Onun elini bir daha tutacağımı sanıyorsa çok fena yanılıyordu. Sol elimi onun siyah kadife ceketinin koluna koyup arabadan yavaşça indim. Kaşları çatık duran Dmitri’ye bakmamaya çalıştım. Onun siyah jeep’inden inmemle aynı Dmitri’nin ahşap kulübesi gibi büyük bir kulübe beni karşıladı.
Renkli loş ışıkları ve içeriden gelen yüksek sesli müzik göğsümü titreştirdi. Dmitri, beni ahşap merdivenlere yönlendirdiğinde eli belime çıktı beyaz kürkten bile hissettiğim iri ve sıcak eli beni bu yabancı ortamda yalnız bırakmıyordu.
Büyük ahşap verandaya çıktığımızda dört kişi dışarıda oturmuştu. Üç erkek bir kızdan oluşan sivil ve şık giyimli ekibin bizi görünce eğlenceli kahkahaları birden kesildi.

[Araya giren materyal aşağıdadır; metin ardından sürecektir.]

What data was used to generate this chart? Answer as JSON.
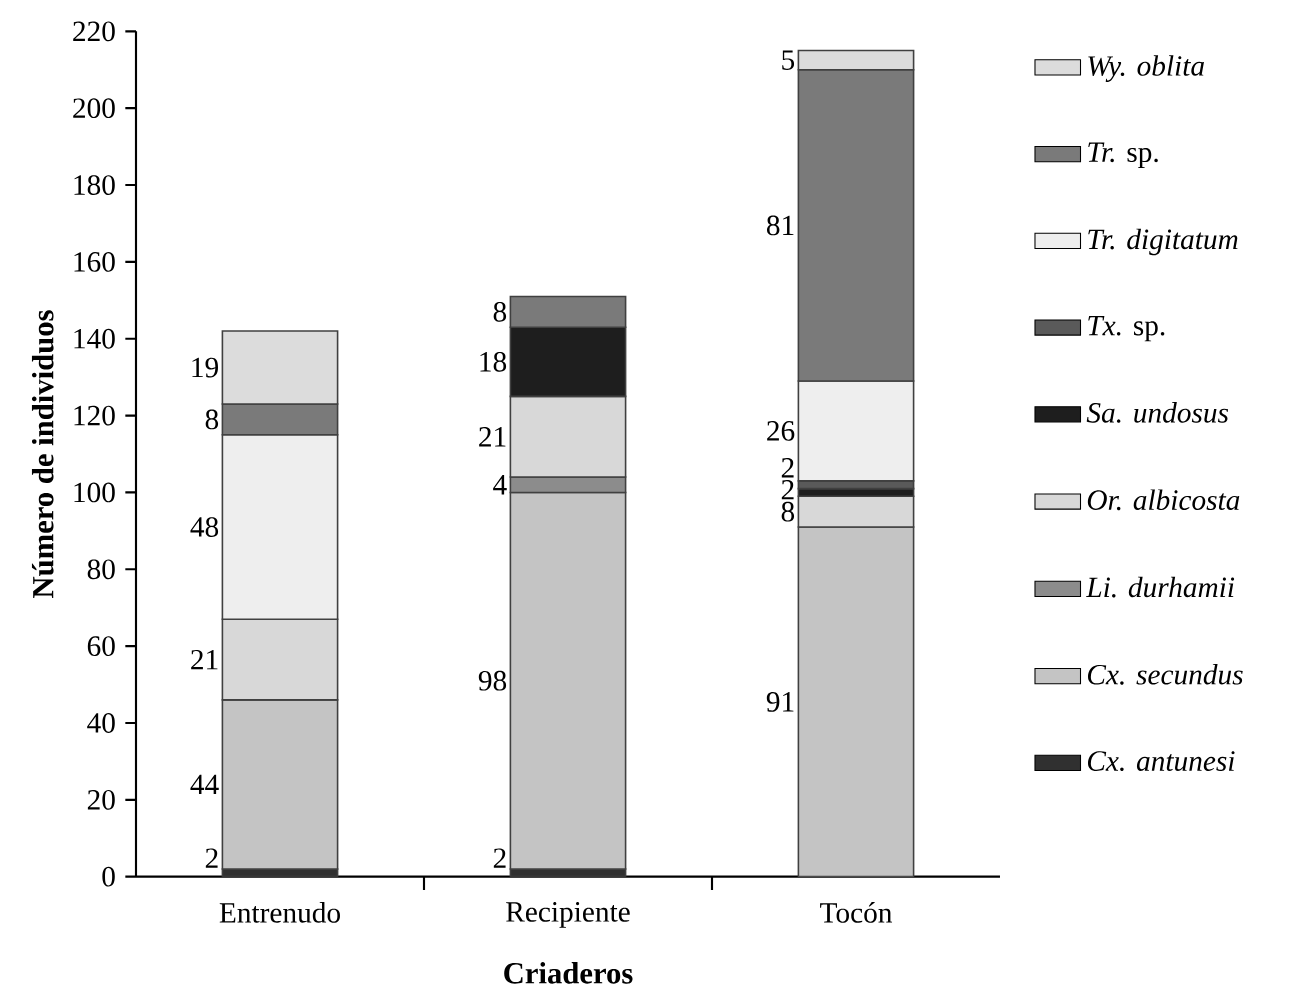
{
  "chart_data": {
    "type": "bar",
    "stacked": true,
    "xlabel": "Criaderos",
    "ylabel": "Número de individuos",
    "categories": [
      "Entrenudo",
      "Recipiente",
      "Tocón"
    ],
    "ylim": [
      0,
      220
    ],
    "yticks": [
      0,
      20,
      40,
      60,
      80,
      100,
      120,
      140,
      160,
      180,
      200,
      220
    ],
    "legend": "right",
    "data_labels": true,
    "series": [
      {
        "name": "*Cx. antunesi*",
        "color": "#303030",
        "values": [
          2,
          2,
          null
        ]
      },
      {
        "name": "*Cx. secundus*",
        "color": "#c4c4c4",
        "values": [
          44,
          98,
          91
        ]
      },
      {
        "name": "*Li. durhamii*",
        "color": "#8c8c8c",
        "values": [
          null,
          4,
          null
        ]
      },
      {
        "name": "*Or. albicosta*",
        "color": "#d8d8d8",
        "values": [
          21,
          21,
          8
        ]
      },
      {
        "name": "*Sa. undosus*",
        "color": "#1e1e1e",
        "values": [
          null,
          18,
          2
        ]
      },
      {
        "name": "*Tx.* sp.",
        "color": "#5a5a5a",
        "values": [
          null,
          null,
          2
        ]
      },
      {
        "name": "*Tr. digitatum*",
        "color": "#eeeeee",
        "values": [
          48,
          null,
          26
        ]
      },
      {
        "name": "*Tr.* sp.",
        "color": "#7a7a7a",
        "values": [
          8,
          8,
          81
        ]
      },
      {
        "name": "*Wy. oblita*",
        "color": "#dcdcdc",
        "values": [
          19,
          null,
          5
        ]
      }
    ]
  }
}
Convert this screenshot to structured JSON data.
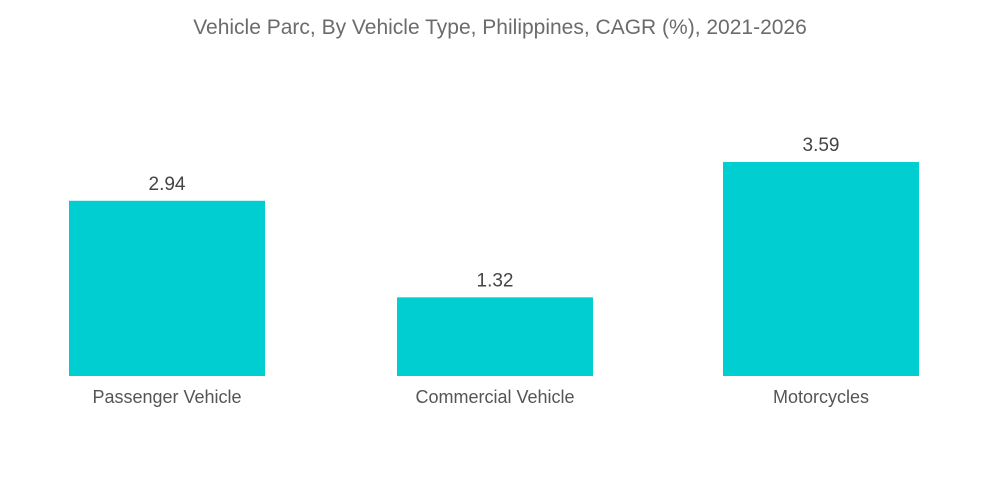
{
  "chart_data": {
    "type": "bar",
    "title": "Vehicle Parc, By Vehicle Type, Philippines, CAGR (%), 2021-2026",
    "categories": [
      "Passenger Vehicle",
      "Commercial Vehicle",
      "Motorcycles"
    ],
    "values": [
      2.94,
      1.32,
      3.59
    ],
    "value_labels": [
      "2.94",
      "1.32",
      "3.59"
    ],
    "xlabel": "",
    "ylabel": "",
    "grid": false,
    "legend": "none",
    "colors": {
      "bar": "#00CED1"
    }
  }
}
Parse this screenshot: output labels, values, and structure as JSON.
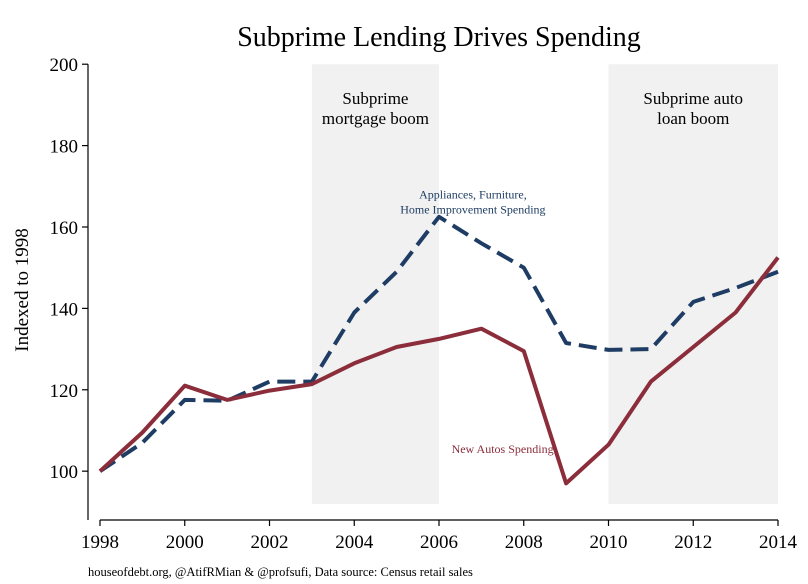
{
  "chart_data": {
    "type": "line",
    "title": "Subprime Lending Drives Spending",
    "xlabel": "",
    "ylabel": "Indexed to 1998",
    "xlim": [
      1998,
      2014
    ],
    "ylim": [
      88,
      203
    ],
    "x_ticks": [
      1998,
      2000,
      2002,
      2004,
      2006,
      2008,
      2010,
      2012,
      2014
    ],
    "y_ticks": [
      100,
      120,
      140,
      160,
      180,
      200
    ],
    "x_tick_labels": [
      "1998",
      "2000",
      "2002",
      "2004",
      "2006",
      "2008",
      "2010",
      "2012",
      "2014"
    ],
    "y_tick_labels": [
      "100",
      "120",
      "140",
      "160",
      "180",
      "200"
    ],
    "grid": false,
    "shaded_regions": [
      {
        "x0": 2003,
        "x1": 2006,
        "label_lines": [
          "Subprime",
          "mortgage boom"
        ]
      },
      {
        "x0": 2010,
        "x1": 2014,
        "label_lines": [
          "Subprime auto",
          "loan boom"
        ]
      }
    ],
    "x": [
      1998,
      1999,
      2000,
      2001,
      2002,
      2003,
      2004,
      2005,
      2006,
      2007,
      2008,
      2009,
      2010,
      2011,
      2012,
      2013,
      2014
    ],
    "series": [
      {
        "name": "Appliances, Furniture, Home Improvement Spending",
        "label_lines": [
          "Appliances, Furniture,",
          "Home Improvement Spending"
        ],
        "color": "#1f3d64",
        "style": "dashed",
        "values": [
          100,
          107,
          117.5,
          117.3,
          122,
          122,
          139,
          149,
          162.5,
          156,
          150,
          131.5,
          129.8,
          130,
          141.6,
          145,
          149
        ]
      },
      {
        "name": "New Autos Spending",
        "label_lines": [
          "New Autos Spending"
        ],
        "color": "#8b2d3a",
        "style": "solid",
        "values": [
          100,
          109.5,
          121,
          117.5,
          119.8,
          121.4,
          126.5,
          130.5,
          132.5,
          135,
          129.5,
          97,
          106.5,
          122,
          130.5,
          139,
          152.5
        ]
      }
    ]
  },
  "footer": {
    "source": "houseofdebt.org, @AtifRMian & @profsufi, Data source: Census retail sales"
  }
}
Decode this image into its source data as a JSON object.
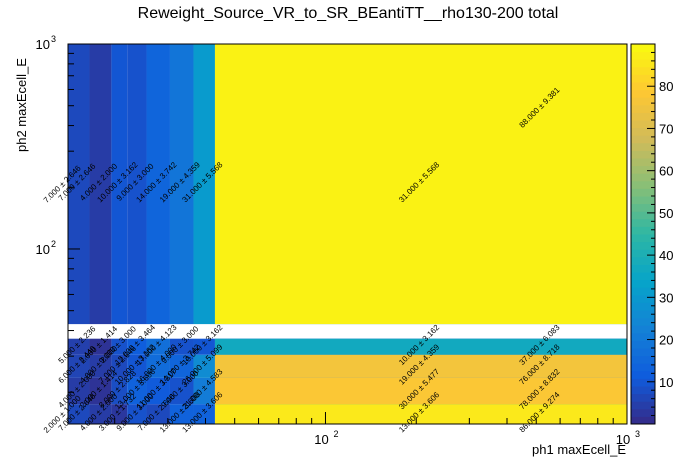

Hayır Dmitri’yi burada görünce kesildi.
“Ne perestavay veselit’sya” Eğlenmeye devam edin. Rusça verdiği emirle gerilen askerler biraz rahatladı ama komutanlarını ilk defa kutlamada gördükleri için şaşkındılar. Çekik gözlü askerin gözleri yavaşça bana dönerken Dmitri beni onlarla tanıştırma gereği duymadan yüksek müziğin geldiği ahşap kapıdan içeri kattı. İçeriye girmemle hafif loş ve kalabalık bir ortam beni karşıladı.
Anna, kızıl afetin saçları bir alev gibi sırtına dökülmüş, benimkine benzer beyaz kısa bir elbise ile karşımızda belirdi. Bize doğru gelirken arkamdaki Dmitri’yi görmek onu pek fazla şaşırtmadı ama yine de mavi gözlerini kısarak komutanına baktı. Sanırım Alex çoktan ona Yüzbaşının geleceğini söylemişti.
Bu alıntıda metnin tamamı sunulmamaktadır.